= Wāpuro rōmaji =

Japanese romanization system

, or kana spelling, is a style of romanization of Japanese originally devised for entering Japanese into word processors (ワードプロセッサー, wādo purosessā) while using a Western QWERTY keyboard.

In Japanese, the more formal name is , literally "Roman character kana conversion". One conversion method has been standardized as JIS X 4063:2000 (Keystroke to KANA Transfer Method Using Latin Letter Key for Japanese Input Method); however, the standard explicitly states that it is intended as a means of input, not as a method of romanization.

Wāpuro rōmaji is now frequently employed in general-purpose computer input as well as word processing, but the name lives on. Wāpuro-style romanizations are also frequently used by native speakers of Japanese in informal contexts, as well as by many fans of anime and other aspects of Japanese culture.
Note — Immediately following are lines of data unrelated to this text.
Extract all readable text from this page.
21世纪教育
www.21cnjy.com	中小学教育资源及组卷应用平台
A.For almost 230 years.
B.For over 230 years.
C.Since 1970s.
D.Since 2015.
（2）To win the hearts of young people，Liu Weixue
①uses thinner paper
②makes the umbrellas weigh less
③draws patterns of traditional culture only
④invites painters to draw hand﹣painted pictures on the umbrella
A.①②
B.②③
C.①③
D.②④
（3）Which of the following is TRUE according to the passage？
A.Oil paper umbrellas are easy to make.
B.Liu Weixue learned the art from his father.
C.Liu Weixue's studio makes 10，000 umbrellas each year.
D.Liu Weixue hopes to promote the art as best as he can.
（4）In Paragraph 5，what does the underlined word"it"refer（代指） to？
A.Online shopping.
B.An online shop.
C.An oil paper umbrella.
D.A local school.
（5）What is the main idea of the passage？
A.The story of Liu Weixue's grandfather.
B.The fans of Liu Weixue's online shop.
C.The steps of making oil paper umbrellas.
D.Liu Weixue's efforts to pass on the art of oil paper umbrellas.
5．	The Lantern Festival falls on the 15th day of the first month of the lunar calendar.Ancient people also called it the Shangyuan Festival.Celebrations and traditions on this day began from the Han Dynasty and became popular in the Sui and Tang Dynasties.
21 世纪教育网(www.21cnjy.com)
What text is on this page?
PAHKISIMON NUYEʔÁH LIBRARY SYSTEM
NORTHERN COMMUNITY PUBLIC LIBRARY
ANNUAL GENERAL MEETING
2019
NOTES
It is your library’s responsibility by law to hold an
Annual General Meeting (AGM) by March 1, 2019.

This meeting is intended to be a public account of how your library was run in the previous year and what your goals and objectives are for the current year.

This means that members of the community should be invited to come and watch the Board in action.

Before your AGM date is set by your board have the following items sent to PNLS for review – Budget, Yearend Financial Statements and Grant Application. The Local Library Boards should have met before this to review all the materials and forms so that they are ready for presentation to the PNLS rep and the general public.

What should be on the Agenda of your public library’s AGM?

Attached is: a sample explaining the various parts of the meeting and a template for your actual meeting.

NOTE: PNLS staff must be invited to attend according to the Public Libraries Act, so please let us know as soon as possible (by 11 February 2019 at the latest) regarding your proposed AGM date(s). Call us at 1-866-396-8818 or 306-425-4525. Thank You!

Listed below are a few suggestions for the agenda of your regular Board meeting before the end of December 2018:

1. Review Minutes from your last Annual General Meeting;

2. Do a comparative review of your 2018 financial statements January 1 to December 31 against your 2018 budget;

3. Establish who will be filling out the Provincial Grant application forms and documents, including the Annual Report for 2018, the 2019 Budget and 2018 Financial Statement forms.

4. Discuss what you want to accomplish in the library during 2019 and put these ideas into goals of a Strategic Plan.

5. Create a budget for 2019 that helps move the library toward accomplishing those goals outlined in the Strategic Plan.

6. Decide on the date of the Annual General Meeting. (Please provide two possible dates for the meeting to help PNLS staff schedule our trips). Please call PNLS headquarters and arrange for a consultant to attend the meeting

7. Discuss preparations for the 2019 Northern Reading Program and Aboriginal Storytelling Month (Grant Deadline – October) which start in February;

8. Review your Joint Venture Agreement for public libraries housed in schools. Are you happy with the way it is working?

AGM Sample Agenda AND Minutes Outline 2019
A common characteristic of these (often online) cases is the avoidance of hard-to-type circumflexes or macrons. Also, some ambiguities in spelling may exist. Spellings are seen that would fail to produce the desired kana when typed on a computer, for example failure to distinguish between ず (properly entered as "zu") and づ (properly entered as "du").

==Spelling conventions==

In practice, there are as many variants of wāpuro rōmaji as there are manufacturers of word processing and IME software. Many aspects of Hepburn, Kunrei and Nihon-shiki romanizations are accepted, so that both si (Kunrei/Nihon-shiki) and shi (Hepburn) resolve to し. Some conventions, however, differ from standard romanizations:
- Owing to the difficulty of entering diacritics like macrons or circumflexes with standard keyboards (as well as the ambiguity of ō, etc., which in Hepburn can represent either おう or おお) long vowels are almost universally entered following kana spelling rules; thus, kou for こう and koo for こお.
- The Nihon-shiki forms of romanization take precedence over other romanizations. Thus du usually produces づ rather than どぅ.
- Small kana can be entered by prefacing them with an x or l, e.g. xa for ぁ, or ltu for っ. This is commonly employed for modern katakana combinations like ティ, which would be entered as texi, thi, or t'i. However, on some systems l is treated the same as r when followed by a vowel or "y".
- じゃ, じゅ and じょ may also be romanized as jya, jyu and jyo respectively. This matches the kana closely, but is used by neither Nihon-shiki/Kunrei (which would be zya, zyu, zyo) nor Hepburn (ja, ju, jo).
- The Hepburn spelling tchi for っち may be rejected, and tti or cchi may be required instead.
- The Hepburn spelling mma is likely to be rendered っま, not the intended んま (nma). This is not an issue for revised Hepburn, which eliminates the -mm- forms in favor of -nm-.
- Moraic n, ん, can be entered as nn, n or n'. While moraic n can be typed in simply as n in some cases, in other cases it is necessary to type in a non-ambiguous form to prevent the IME from interpreting the n as belonging to a kana from the na column (な na, に ni, ぬ nu, ね ne, の no).
- Phonetic names can often be used for Japanese typographic symbols not found on standard keyboards. For example, in some IMEs ～ can be entered as nami (wave) or kara (from) and an ellipsis (...) can be entered as tenten (point point).

==Phonetic accuracy==
Unlike Kunrei and Hepburn, the wāpuro style is based on a one-to-one transliteration of the kana. Wāpuro thus does not represent some distinctions observed in spoken Japanese, but not in writing, such as the difference between //oː// (long vowel) and //oɯ// (o+u). For example, in standard Japanese the kana おう can be pronounced in two different ways: as //oː// meaning "king" (王), and as //oɯ// meaning "to chase" (追う). Kunrei and Hepburn spell the two differently as ô/ō and ou, because the former is a long vowel while the latter has an o that happens to be followed by a u; however, wāpuro style simply transcribes the kana and renders them both as ou. Likewise, the irregularly spelled particles wa (は), e (へ) and o (を) must be entered as written (ha, he and wo respectively), not as pronounced (unlike Kunrei and Hepburn, which transcribe the pronunciation).